Posts Tagged ‘John Moores University’

Drink Young, Drink Less?

In society|BOOK on December 7, 2009 at 4:53 pm

Research findings from Liverpool John Moores University state that allowing children to drink occassionally may reduce binge drinking. Almost 10, 000 15-16 year old participants completed the survey which found that drinking at home may protect children from alcohol damage and violence.

Clearly, drinking at home is the safer option.  According to study results, over a third of drinkers in the above age group admitted to buying their own alcohol.  Obviously, when children buy their own alcohol, there is more free reign as parents are unaware of their drinking behaviours.  The child wants to escape from the environment where underage drinking is not acceptable.  Parents rules can drive children away, resulting in harmful alcohol-related behaviours.  These ideas are confirmed within the research findings, as children buying alcohol were much more likely to binge drink and drink in public places.

Although abstinence within the family removes the risk of drinking alcohol, this benefit is restricted to the home environment.  When parents do not allow their children to drink, they are increasing the likelihood of excessive drinking and dangerous environments. Drinking can sometimes be a result of peer pressure and therefore drinking a small amount at home can show the child that there is nothing that special about the consumption of alcohol.  It would result in the prevention of rebellious behaviours related to alcohol and provide the child with a safe environment to learn the effects and consequences of drinking.

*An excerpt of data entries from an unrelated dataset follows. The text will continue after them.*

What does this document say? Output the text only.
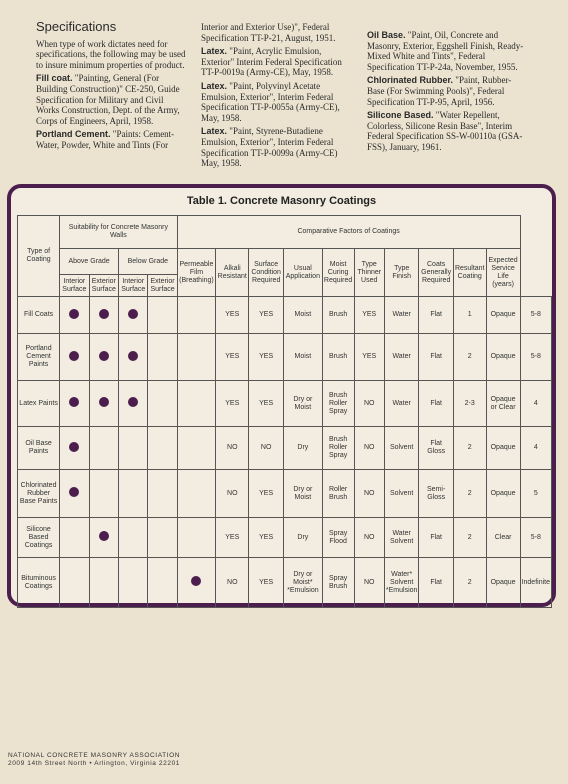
Specifications

When type of work dictates need for specifications, the following may be used to insure minimum properties of product.

Fill coat. "Painting, General (For Building Construction)" CE-250, Guide Specification for Military and Civil Works Construction, Dept. of the Army, Corps of Engineers, April, 1958.

Portland Cement. "Paints: Cement-Water, Powder, White and Tints (For

Interior and Exterior Use)", Federal Specification TT-P-21, August, 1951.

Latex. "Paint, Acrylic Emulsion, Exterior" Interim Federal Specification TT-P-0019a (Army-CE), May, 1958.

Latex. "Paint, Polyvinyl Acetate Emulsion, Exterior", Interim Federal Specification TT-P-0055a (Army-CE), May, 1958.

Latex. "Paint, Styrene-Butadiene Emulsion, Exterior", Interim Federal Specification TT-P-0099a (Army-CE) May, 1958.

Oil Base. "Paint, Oil, Concrete and Masonry, Exterior, Eggshell Finish, Ready-Mixed White and Tints", Federal Specification TT-P-24a, November, 1955.

Chlorinated Rubber. "Paint, Rubber-Base (For Swimming Pools)", Federal Specification TT-P-95, April, 1956.

Silicone Based. "Water Repellent, Colorless, Silicone Resin Base", Interim Federal Specification SS-W-00110a (GSA-FSS), January, 1961.

Table 1. Concrete Masonry Coatings
Type of Coating	Suitability for Concrete Masonry Walls				Comparative Factors of Coatings										
	Above Grade		Below Grade		Permeable Film (Breathing)	Alkali Resistant	Surface Condition Required	Usual Application	Moist Curing Required	Type Thinner Used	Type Finish	Coats Generally Required	Resultant Coating	Expected Service Life (years)	
	Interior Surface	Exterior Surface	Interior Surface	Exterior Surface											
Fill Coats						YES	YES	Moist	Brush	YES	Water	Flat	1	Opaque	5-8
Portland Cement Paints						YES	YES	Moist	Brush	YES	Water	Flat	2	Opaque	5-8
Latex Paints						YES	YES	Dry or Moist	Brush Roller Spray	NO	Water	Flat	2-3	Opaque or Clear	4
Oil Base Paints						NO	NO	Dry	Brush Roller Spray	NO	Solvent	Flat Gloss	2	Opaque	4
Chlorinated Rubber Base Paints						NO	YES	Dry or Moist	Roller Brush	NO	Solvent	Semi-Gloss	2	Opaque	5
Silicone Based Coatings						YES	YES	Dry	Spray Flood	NO	Water Solvent	Flat	2	Clear	5-8
Bituminous Coatings						NO	YES	Dry or Moist* *Emulsion	Spray Brush	NO	Water* Solvent *Emulsion	Flat	2	Opaque	Indefinite
NATIONAL CONCRETE MASONRY ASSOCIATION
2009 14th Street North • Arlington, Virginia 22201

Alternatively, you could argue that children learn from their mistakes and experiences.  Thus drinking outside of the home may in some cases prevent future cases.  However, this is a high risk to take, as some children have no concept of limits to their drinking habits and will do anything to feel popular and part of a social group. If parents give their children an occassional drink, they are taking the responsibility of teaching them how to control their alcohol intake in social situations, increasing their safety.